Siguió engrosando su palmarés en 1964 con dos etapas de la Volta, repitiendo triunfo en la Semana Catalana, la Vuelta a Levante con dos etapas, la clásica de Ordizia, la regularidad de la Vuelta y un tercer puesto en la general de la ronda española, y la temporada siguiente debía ser la suya, en la que se había fijado el Tour entre ceja y ceja. Ganó el Gran Premio de Primavera y de nuevo la Vuelta a Levante con otras dos etapas, pero cuando llegó a Francia no tenía aliados. Aún con el Ferrys, ganó incluso una etapa, pero terminó quinto a trece minutos de Felice Gimondi y renegando porque Bahamontes había rodado en su contra antes de retirarse.
Un 1966 modesto con una etapa en la Vuelta a Andalucía y el Gran Premio de Vizcaya precedió a su fichaje por el Kas, con el que nada más llegar fue ocho días maglia rosa del Giro (terminó quinto), ganó la Barcelona-Andorra, la Vuelta a Levante y el TrofeoJaumenderu. También vestido de naranja fue segundo en la Vuelta de 1968, en la que ganó una etapa a la que sumó otras dos en la Vuelta a Levante. Una medalla de plata en el Campeonato de España en ruta de 1969 fue su último resultado significativo, un broche a una trayectoria en la que siempre estuvo cerca de una mayor gloria, la que se le resistió por infortunio quizá por carácter, que no por tesón.
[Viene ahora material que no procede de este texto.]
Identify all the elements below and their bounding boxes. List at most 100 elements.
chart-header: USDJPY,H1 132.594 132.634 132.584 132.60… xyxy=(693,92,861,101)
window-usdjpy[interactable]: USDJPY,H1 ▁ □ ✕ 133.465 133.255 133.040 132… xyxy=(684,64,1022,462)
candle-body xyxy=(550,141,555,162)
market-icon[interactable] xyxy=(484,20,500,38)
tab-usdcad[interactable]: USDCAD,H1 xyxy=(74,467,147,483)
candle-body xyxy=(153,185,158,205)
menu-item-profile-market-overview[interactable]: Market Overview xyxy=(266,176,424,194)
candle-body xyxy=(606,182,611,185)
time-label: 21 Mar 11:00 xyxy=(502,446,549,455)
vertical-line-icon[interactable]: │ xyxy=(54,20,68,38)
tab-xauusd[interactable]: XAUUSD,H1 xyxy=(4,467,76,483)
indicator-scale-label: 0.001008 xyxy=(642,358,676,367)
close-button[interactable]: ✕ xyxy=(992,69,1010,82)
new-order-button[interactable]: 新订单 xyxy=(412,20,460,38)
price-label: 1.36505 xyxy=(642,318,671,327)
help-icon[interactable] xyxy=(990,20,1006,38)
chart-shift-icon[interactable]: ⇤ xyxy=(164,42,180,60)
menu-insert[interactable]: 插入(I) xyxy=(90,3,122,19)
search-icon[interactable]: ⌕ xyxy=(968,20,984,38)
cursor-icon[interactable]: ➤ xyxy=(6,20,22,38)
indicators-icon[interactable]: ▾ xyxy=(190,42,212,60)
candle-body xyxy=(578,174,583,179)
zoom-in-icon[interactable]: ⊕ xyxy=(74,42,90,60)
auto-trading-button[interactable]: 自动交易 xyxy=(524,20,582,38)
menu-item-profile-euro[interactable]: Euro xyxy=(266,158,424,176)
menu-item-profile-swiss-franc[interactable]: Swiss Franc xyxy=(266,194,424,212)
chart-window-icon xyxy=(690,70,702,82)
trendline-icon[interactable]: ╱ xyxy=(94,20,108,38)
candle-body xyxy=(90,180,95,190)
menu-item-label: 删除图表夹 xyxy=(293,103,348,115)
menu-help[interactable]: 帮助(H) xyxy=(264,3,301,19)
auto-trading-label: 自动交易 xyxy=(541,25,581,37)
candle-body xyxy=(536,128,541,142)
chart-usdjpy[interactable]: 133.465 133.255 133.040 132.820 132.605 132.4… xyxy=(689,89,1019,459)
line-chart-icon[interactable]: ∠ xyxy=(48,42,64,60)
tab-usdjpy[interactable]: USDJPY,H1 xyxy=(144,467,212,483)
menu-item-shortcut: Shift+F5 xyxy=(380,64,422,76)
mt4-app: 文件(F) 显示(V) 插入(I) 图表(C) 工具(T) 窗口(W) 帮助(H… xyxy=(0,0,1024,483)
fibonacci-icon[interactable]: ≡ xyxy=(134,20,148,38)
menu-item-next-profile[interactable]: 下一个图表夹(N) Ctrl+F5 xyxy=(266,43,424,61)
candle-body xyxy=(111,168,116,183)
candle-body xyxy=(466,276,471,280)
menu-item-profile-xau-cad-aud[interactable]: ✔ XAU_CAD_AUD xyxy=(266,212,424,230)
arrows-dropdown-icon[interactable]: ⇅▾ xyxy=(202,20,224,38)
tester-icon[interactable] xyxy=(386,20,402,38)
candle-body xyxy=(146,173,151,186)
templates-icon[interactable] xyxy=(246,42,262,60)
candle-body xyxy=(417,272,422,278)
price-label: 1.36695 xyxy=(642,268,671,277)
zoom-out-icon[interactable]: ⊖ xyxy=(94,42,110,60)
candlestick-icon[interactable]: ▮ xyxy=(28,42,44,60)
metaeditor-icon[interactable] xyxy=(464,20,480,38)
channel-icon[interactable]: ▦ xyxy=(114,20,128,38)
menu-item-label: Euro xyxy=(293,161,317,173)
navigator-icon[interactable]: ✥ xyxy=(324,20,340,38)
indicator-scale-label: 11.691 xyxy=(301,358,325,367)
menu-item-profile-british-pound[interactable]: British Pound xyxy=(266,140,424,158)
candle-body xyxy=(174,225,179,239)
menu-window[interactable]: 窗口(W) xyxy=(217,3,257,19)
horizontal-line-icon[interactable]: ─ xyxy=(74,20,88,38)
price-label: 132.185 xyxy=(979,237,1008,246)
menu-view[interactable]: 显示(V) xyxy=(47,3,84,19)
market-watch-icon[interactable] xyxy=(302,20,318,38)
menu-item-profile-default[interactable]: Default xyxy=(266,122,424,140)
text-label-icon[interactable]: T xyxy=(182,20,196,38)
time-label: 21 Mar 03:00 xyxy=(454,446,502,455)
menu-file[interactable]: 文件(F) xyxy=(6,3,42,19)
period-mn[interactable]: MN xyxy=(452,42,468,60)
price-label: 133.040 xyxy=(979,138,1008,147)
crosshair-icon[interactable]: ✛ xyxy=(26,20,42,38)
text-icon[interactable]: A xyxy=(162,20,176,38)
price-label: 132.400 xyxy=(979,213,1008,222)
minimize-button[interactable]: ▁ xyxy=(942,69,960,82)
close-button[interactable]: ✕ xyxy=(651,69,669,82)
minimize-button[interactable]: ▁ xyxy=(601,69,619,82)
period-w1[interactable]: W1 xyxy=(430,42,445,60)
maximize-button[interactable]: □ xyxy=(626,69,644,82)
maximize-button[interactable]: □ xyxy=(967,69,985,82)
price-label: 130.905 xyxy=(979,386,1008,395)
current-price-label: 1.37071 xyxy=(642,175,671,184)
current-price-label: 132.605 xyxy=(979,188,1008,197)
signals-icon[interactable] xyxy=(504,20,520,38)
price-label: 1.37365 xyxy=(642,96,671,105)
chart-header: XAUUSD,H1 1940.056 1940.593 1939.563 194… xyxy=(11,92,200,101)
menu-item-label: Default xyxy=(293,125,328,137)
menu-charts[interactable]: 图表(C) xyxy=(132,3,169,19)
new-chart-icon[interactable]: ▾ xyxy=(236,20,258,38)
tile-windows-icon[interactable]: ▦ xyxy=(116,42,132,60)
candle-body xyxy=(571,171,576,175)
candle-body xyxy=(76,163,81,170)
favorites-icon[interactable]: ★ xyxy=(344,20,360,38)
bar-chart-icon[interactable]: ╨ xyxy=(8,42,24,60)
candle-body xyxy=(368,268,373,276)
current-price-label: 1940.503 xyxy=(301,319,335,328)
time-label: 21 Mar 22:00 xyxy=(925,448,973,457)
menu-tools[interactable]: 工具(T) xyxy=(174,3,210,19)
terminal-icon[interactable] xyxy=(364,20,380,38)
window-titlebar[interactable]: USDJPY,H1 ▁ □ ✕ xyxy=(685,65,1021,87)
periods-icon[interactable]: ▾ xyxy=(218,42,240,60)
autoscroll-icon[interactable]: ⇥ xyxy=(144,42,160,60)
Una vez retirado, siguió viviendo y trabajando en Barcelona junto a su mujer y sus hijos. Nunca quiso dejar del todo la bici, y por eso montó una distribuidora de bicicletas con unos socios con los que también tuvo otra de accesorios de automóvil. Y siguió andando en bici. Siempre. También mientras tuvo el Bar Las Banderas. Porque se jubiló de su trabajo, pero nunca de los pedales hasta que aquel accidente de tráfico que marcó el principio del fin. Este jueves el ciclismo comenzó a despedir a Pepe Pérez Francés. Todavía tendrá tiempo para seguir haciéndolo.